# noisy water pump



## 110985 (Mar 30, 2008)

My parents, after many years in a caravan, have now bought an Autocruise starfire(07) but are bothered by a very noisy waterpump. Is this a common problem and can it be fixed? Any help appreciated.


----------



## Zebedee (Oct 3, 2007)

Hi Merlaux

Water pumps are often mounted in the middle of a large wooden panel - ours is in the space under the wardrobe. They are not the quietest of gadgets anyway, and with the panel acting as a sounding board they can make quite a rattle.
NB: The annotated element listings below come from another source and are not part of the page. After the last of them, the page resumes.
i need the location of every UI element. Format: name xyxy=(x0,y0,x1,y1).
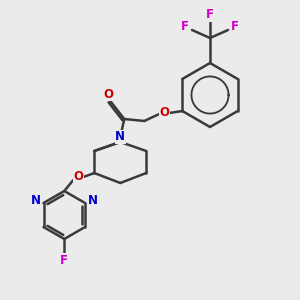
Text: N: N xyxy=(88,194,98,208)
Text: O: O xyxy=(103,88,113,100)
Text: F: F xyxy=(60,254,68,266)
Text: F: F xyxy=(231,20,239,32)
Text: O: O xyxy=(159,106,169,119)
Text: N: N xyxy=(115,130,125,143)
Text: F: F xyxy=(181,20,189,32)
Text: N: N xyxy=(31,194,40,208)
Text: O: O xyxy=(73,170,83,184)
Text: F: F xyxy=(206,8,214,22)
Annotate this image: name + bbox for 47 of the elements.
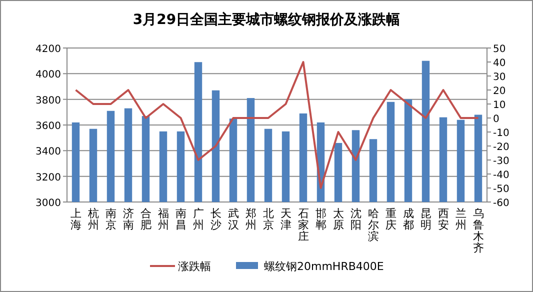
x-tick-label: 郑州 — [245, 207, 256, 232]
legend-label: 螺纹钢20mmHRB400E — [264, 260, 384, 273]
x-tick-label: 福州 — [158, 207, 169, 232]
y2-tick-label: -40 — [493, 170, 510, 181]
y2-tick-label: -10 — [493, 128, 510, 139]
y2-tick-label: 40 — [493, 58, 506, 69]
y2-tick-label: 30 — [493, 72, 506, 83]
x-tick-label: 邯郸 — [315, 207, 326, 232]
y2-tick-label: -30 — [493, 156, 510, 167]
title: 3月29日全国主要城市螺纹钢报价及涨跌幅 — [132, 12, 400, 28]
y2-tick-label: 50 — [493, 44, 506, 55]
x-tick-label: 杭州 — [86, 207, 99, 232]
x-tick-label: 昆明 — [420, 207, 432, 232]
x-tick-label: 西安 — [438, 207, 449, 232]
y2-tick-label: -50 — [493, 184, 510, 195]
x-tick-label: 长沙 — [210, 207, 222, 232]
x-tick-label: 合肥 — [140, 207, 152, 232]
y-tick-label: 4200 — [36, 44, 61, 55]
x-tick-label: 乌鲁木齐 — [472, 207, 484, 254]
x-tick-label: 哈尔滨 — [368, 207, 379, 243]
x-tick-label: 兰州 — [455, 207, 466, 232]
y2-tick-label: 10 — [493, 100, 506, 111]
x-tick-label: 南昌 — [175, 207, 186, 232]
x-tick-label: 重庆 — [385, 207, 396, 232]
y-tick-label: 3200 — [36, 172, 61, 184]
x-tick-label: 太原 — [332, 207, 344, 232]
y2-tick-label: 0 — [493, 114, 500, 125]
x-tick-label: 广州 — [192, 207, 204, 232]
x-tick-label: 南京 — [105, 207, 116, 232]
x-tick-label: 成都 — [402, 207, 414, 232]
y2-tick-label: -20 — [493, 142, 510, 153]
y-tick-label: 3400 — [36, 146, 61, 158]
x-tick-label: 石家庄 — [298, 207, 309, 243]
y2-tick-label: 20 — [493, 86, 506, 97]
line-series — [74, 61, 480, 189]
x-tick-label: 天津 — [280, 207, 292, 232]
x-tick-label: 北京 — [262, 207, 274, 232]
x-tick-label: 武汉 — [228, 207, 239, 232]
y-tick-label: 4000 — [36, 70, 61, 81]
y-tick-label: 3800 — [36, 95, 61, 106]
legend-label: 涨跌幅 — [178, 260, 211, 273]
y-tick-label: 3000 — [36, 198, 61, 209]
x-tick-label: 上海 — [70, 207, 82, 232]
y2-tick-label: -60 — [493, 198, 510, 209]
x-tick-label: 济南 — [122, 207, 134, 232]
y-tick-label: 3600 — [36, 121, 61, 132]
x-tick-label: 沈阳 — [350, 207, 362, 232]
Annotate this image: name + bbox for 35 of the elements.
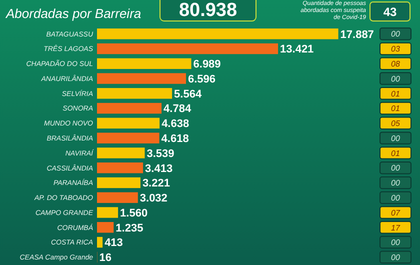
data-label: 1.560	[120, 207, 148, 220]
data-label: 3.413	[145, 162, 173, 175]
data-label: 3.539	[146, 148, 174, 160]
text: 00	[391, 164, 400, 173]
data-label: 4.638	[162, 118, 190, 130]
text: 00	[391, 193, 400, 202]
text: 17	[391, 223, 400, 232]
data-label: 1.235	[116, 222, 144, 234]
data-label: 5.564	[174, 88, 202, 100]
text: 01	[391, 148, 400, 158]
text: 80.938	[178, 0, 238, 21]
text: 01	[391, 89, 400, 98]
data-label: 4.618	[161, 133, 189, 146]
text: 03	[391, 44, 400, 54]
text: 00	[391, 178, 400, 188]
text: 00	[391, 134, 400, 143]
text: 00	[391, 30, 400, 39]
data-label: 4.784	[164, 103, 192, 116]
data-label: 16	[99, 252, 112, 264]
data-label: 6.596	[188, 73, 216, 86]
text: 43	[383, 4, 397, 19]
text: 00	[391, 238, 400, 248]
data-label: 3.221	[142, 178, 170, 190]
data-label: 17.887	[340, 28, 374, 41]
text: 00	[391, 253, 400, 262]
data-label: 6.989	[193, 58, 221, 71]
chart-title: Abordadas por Barreira	[5, 6, 142, 21]
data-label: 3.032	[140, 192, 168, 205]
data-label: 13.421	[280, 44, 314, 56]
text: 00	[391, 74, 400, 84]
data-label: 413	[104, 237, 123, 250]
text: 05	[391, 119, 400, 128]
text: 08	[391, 60, 400, 68]
text: 01	[391, 104, 400, 114]
text: 07	[391, 208, 400, 218]
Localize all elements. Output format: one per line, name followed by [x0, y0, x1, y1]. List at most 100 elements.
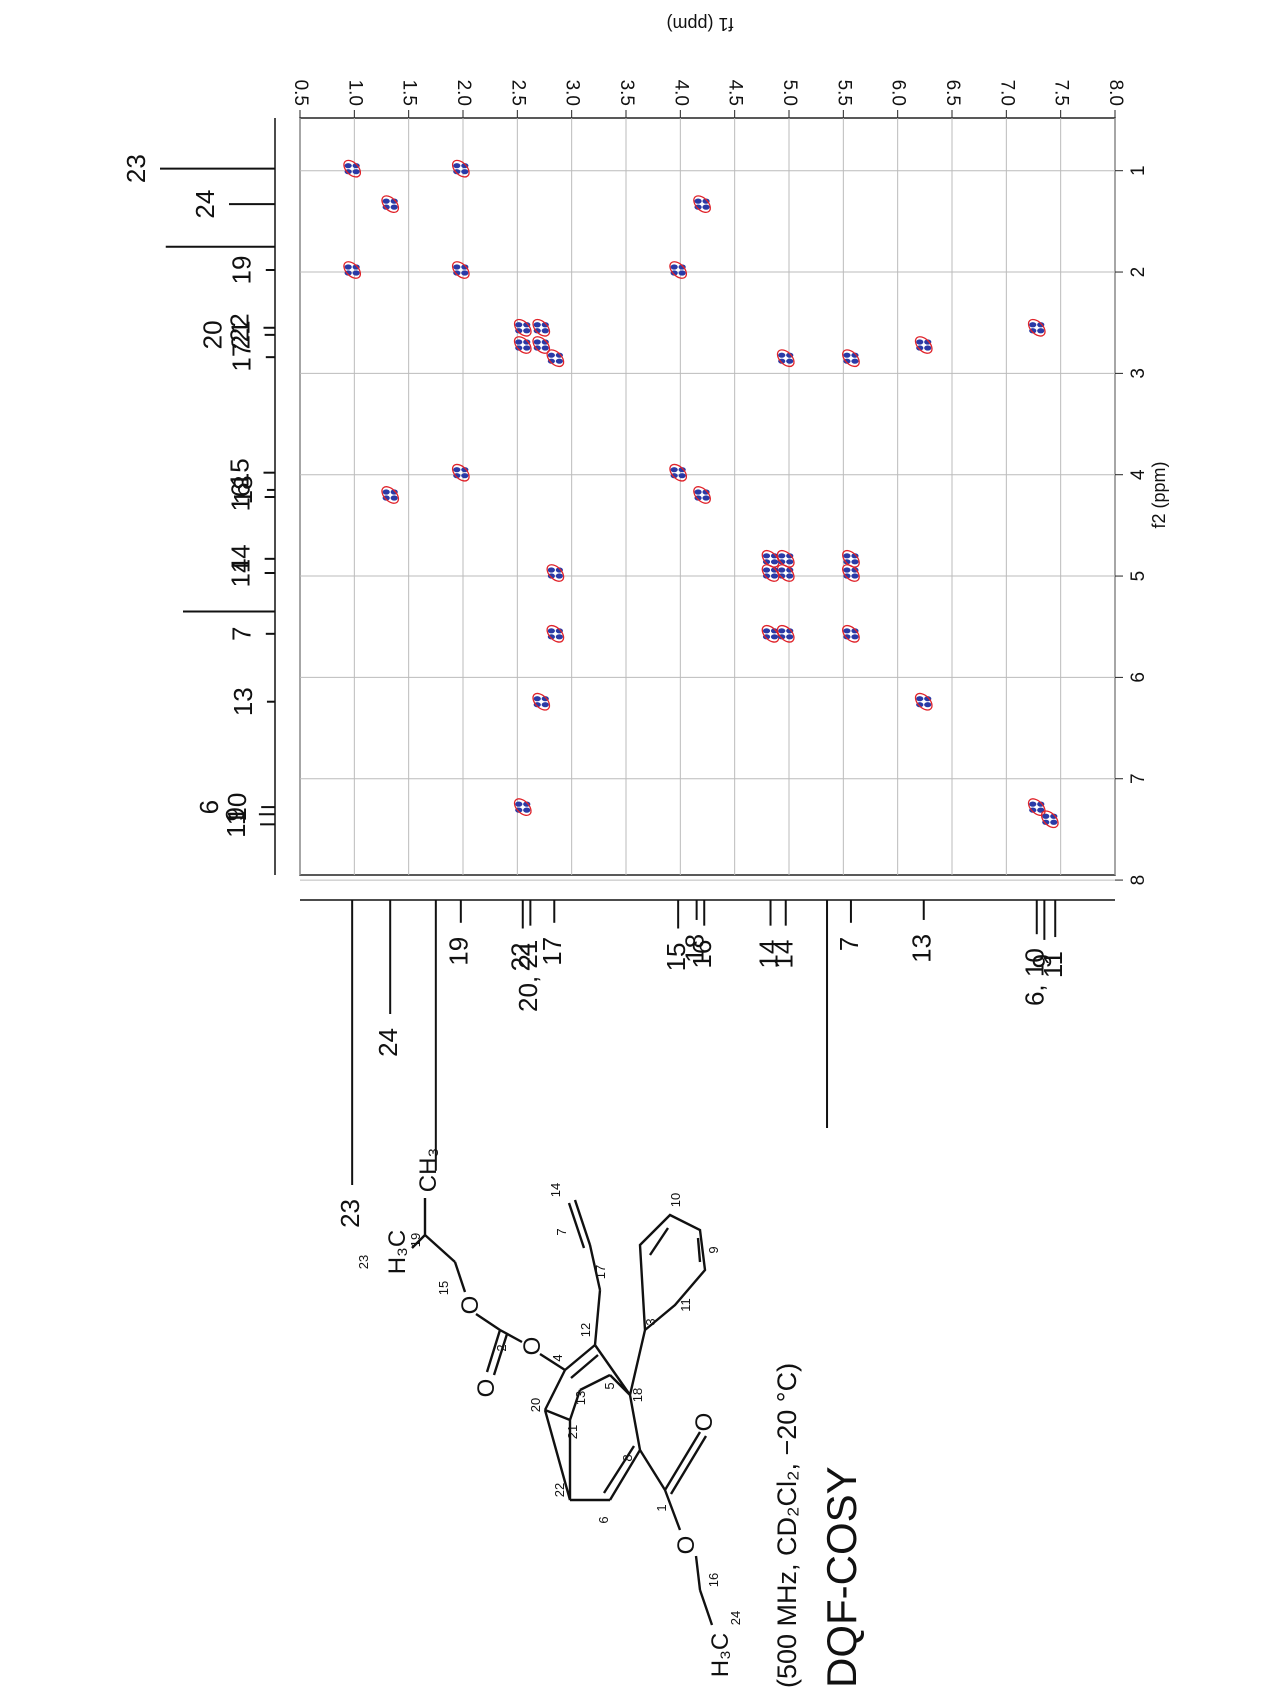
y-tick-label: 2.0 [453, 80, 474, 106]
negative-contour [669, 261, 688, 279]
positive-contour [523, 345, 531, 351]
peak-label: 9 [1027, 954, 1057, 968]
x-tick-label: 8 [1128, 875, 1149, 886]
y-tick-label: 5.0 [779, 80, 800, 106]
peak-label: 14 [226, 559, 256, 588]
negative-contour [761, 564, 780, 582]
peak-label: 24 [373, 1028, 403, 1057]
peak-label: 6 [194, 800, 224, 814]
positive-contour [382, 489, 390, 495]
positive-contour [786, 559, 794, 565]
positive-contour [1029, 322, 1037, 328]
positive-contour [523, 328, 531, 334]
peak-label: 9 [220, 807, 250, 821]
cross-peak [451, 261, 470, 279]
atom-number: 13 [573, 1391, 588, 1405]
cross-peak [776, 549, 795, 568]
negative-contour [1027, 318, 1046, 337]
positive-contour [461, 270, 469, 276]
x-tick-label: 4 [1128, 469, 1149, 480]
y-tick-label: 3.5 [616, 80, 637, 106]
negative-contour [776, 549, 795, 568]
atom-number: 5 [602, 1382, 617, 1389]
positive-contour [843, 352, 851, 358]
peak-label: 11 [1038, 951, 1068, 978]
positive-contour [453, 467, 461, 473]
cross-peak [1040, 810, 1059, 829]
positive-contour [786, 573, 794, 579]
atom-number: 8 [620, 1454, 635, 1461]
negative-contour [693, 486, 711, 504]
positive-contour [851, 573, 859, 579]
y-tick-label: 6.5 [942, 80, 963, 106]
cross-peak [343, 261, 362, 279]
positive-contour [702, 204, 710, 210]
positive-contour [515, 801, 523, 807]
positive-contour [547, 628, 555, 634]
positive-contour [770, 634, 779, 640]
peak-label: 14 [753, 940, 783, 969]
atom-number: 22 [552, 1483, 567, 1497]
cross-peak [761, 549, 780, 568]
atom-number: 19 [408, 1233, 423, 1247]
cross-peak [532, 318, 551, 337]
x-axis-title: f2 (ppm) [1149, 461, 1169, 528]
cross-peak [761, 624, 780, 643]
atom-number: 10 [668, 1193, 683, 1207]
negative-contour [776, 564, 795, 582]
x-tick-label: 1 [1128, 165, 1149, 176]
negative-contour [513, 798, 532, 816]
peak-label: 20 [198, 320, 228, 349]
positive-contour [1037, 328, 1045, 334]
negative-contour [546, 624, 565, 643]
peak-label: 16 [226, 483, 256, 512]
negative-contour [842, 564, 860, 582]
atom-number: 2 [494, 1344, 509, 1351]
bonds [411, 1198, 714, 1626]
positive-contour [778, 553, 786, 559]
negative-contour [669, 463, 688, 482]
positive-contour [851, 559, 859, 565]
positive-contour [670, 264, 678, 270]
negative-contour [842, 349, 860, 368]
negative-contour [513, 336, 532, 354]
cross-peak [546, 349, 565, 368]
positive-contour [344, 264, 352, 270]
cross-peak [761, 564, 780, 582]
positive-contour [702, 495, 710, 501]
atom-number: 4 [550, 1354, 565, 1361]
peak-label: 13 [228, 687, 258, 716]
atom-number: 9 [706, 1246, 721, 1253]
negative-contour [343, 261, 362, 279]
negative-contour [381, 195, 400, 214]
peak-label: 17 [227, 343, 257, 372]
negative-contour [776, 349, 795, 368]
peak-label: 7 [227, 627, 257, 641]
peak-label: 18 [228, 475, 258, 504]
positive-contour [382, 198, 390, 204]
negative-contour [842, 549, 860, 568]
negative-contour [776, 624, 795, 643]
peak-label: 19 [444, 937, 474, 966]
negative-contour [451, 261, 470, 279]
cross-peak [776, 564, 795, 582]
positive-contour [541, 345, 549, 351]
y-tick-label: 0.5 [290, 80, 311, 106]
positive-contour [515, 339, 523, 345]
peak-label: 16 [687, 940, 717, 969]
y-tick-label: 7.5 [1051, 80, 1072, 106]
atom-number: 23 [356, 1255, 371, 1269]
positive-contour [678, 473, 686, 479]
peak-label: 7 [834, 937, 864, 951]
positive-contour [762, 628, 771, 634]
peak-label: 13 [907, 934, 937, 963]
atom-label: O [457, 1296, 484, 1315]
peak-label: 14 [226, 544, 256, 573]
negative-contour [1040, 810, 1059, 829]
positive-contour [515, 322, 523, 328]
atom-number: 14 [548, 1183, 563, 1197]
positive-contour [533, 339, 541, 345]
positive-contour [547, 352, 555, 358]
Probably nothing wrong with your Mum's, but worth getting it checked in case it lets them down on holiday - it will fail on the first day of course, that's Sod's Law. :roll: 

Cheers


----------



## Spacerunner (Mar 18, 2006)

Most water pumps ( Shurflo anyway) have an adjusting screw at the front. See the pump manual and try adjusting it. Remember to count the turns, so you can return it to the original setting.


----------



## sergeant (Jun 7, 2006)

Hi Melaux, Do NOT adjust the screw on the end, that affects the micoswitch setting only. Try loosening the mounting screws as they are rubber mounted & it is common for people to overtighten them & negate the rubber mounting, Steve


----------



## 94055 (May 1, 2005)

sergeant said:


> Hi Melaux, Do NOT adjust the screw on the end, that affects the micoswitch setting only. Try loosening the mounting screws as they are rubber mounted & it is common for people to overtighten them & negate the rubber mounting, Steve


Steve (sergeant)
Could you put something in your signature or on the post indicating that you are in the trade and your advise is given from experience? I know you have helped many including myself but feel the majority are unaware of your knowledge.

Steve


----------



## sergeant (Jun 7, 2006)

Hi Steve (SandJ), Must admit I am wary of this as this mhf is addictive & time consuming as it is but tell me what you think of the signature, Steve


----------



## 94055 (May 1, 2005)

:lol: :lol: :lol: :lol: :lol: :lol: 
Steve
Nice one
I will have the free whenever possible :wink: 
Diy with technical advice for me :wink:

Steve

ps
Larger font and *Bold* :wink:


----------



## rickwiggans (May 10, 2006)

It is almost certainly normal. We had the same thought when we changed from tugging. First time out, even went across the site to get somebody with the same van to have a listen! Just like mine he said. 

Rick


----------



## JohnsCrossMotorHomes (Jul 21, 2007)

merlaux said:


> My parents, after many years in a caravan, have now bought an Autocruise starfire(07) but are bothered by a very noisy waterpump. Is this a common problem and can it be fixed? Any help appreciated.


You need to hear my pumps on the boat and they are buried down in the bowels with the air con units.

It is actually handy hearing them especially when the *70 gallon* water tank gets low!

You can reduce the noise by changing the rubber mounting bushes to something a bit more substantial and not tightening the screws up to much.

Regards


----------



## cabby (May 14, 2005)

We had this problem on the Autocruise Mustang, we cured it by having it mounted twice,on two sets of rubber mounted boards. We have noticed that quite a few pumps are mounted on the side of lockers instead of on the floor as well.It might also help boxing it in if it really does annoy you.

cabby


----------



## peedee (May 10, 2005)

I have/had a similar problem. In my case the pipe joint on the pump was just touching the side panel this was the main source of the noise. I stuffed pieces of sponge rubber between the pump and the panel and the pipe and the panel. Its much better now.

peedee


----------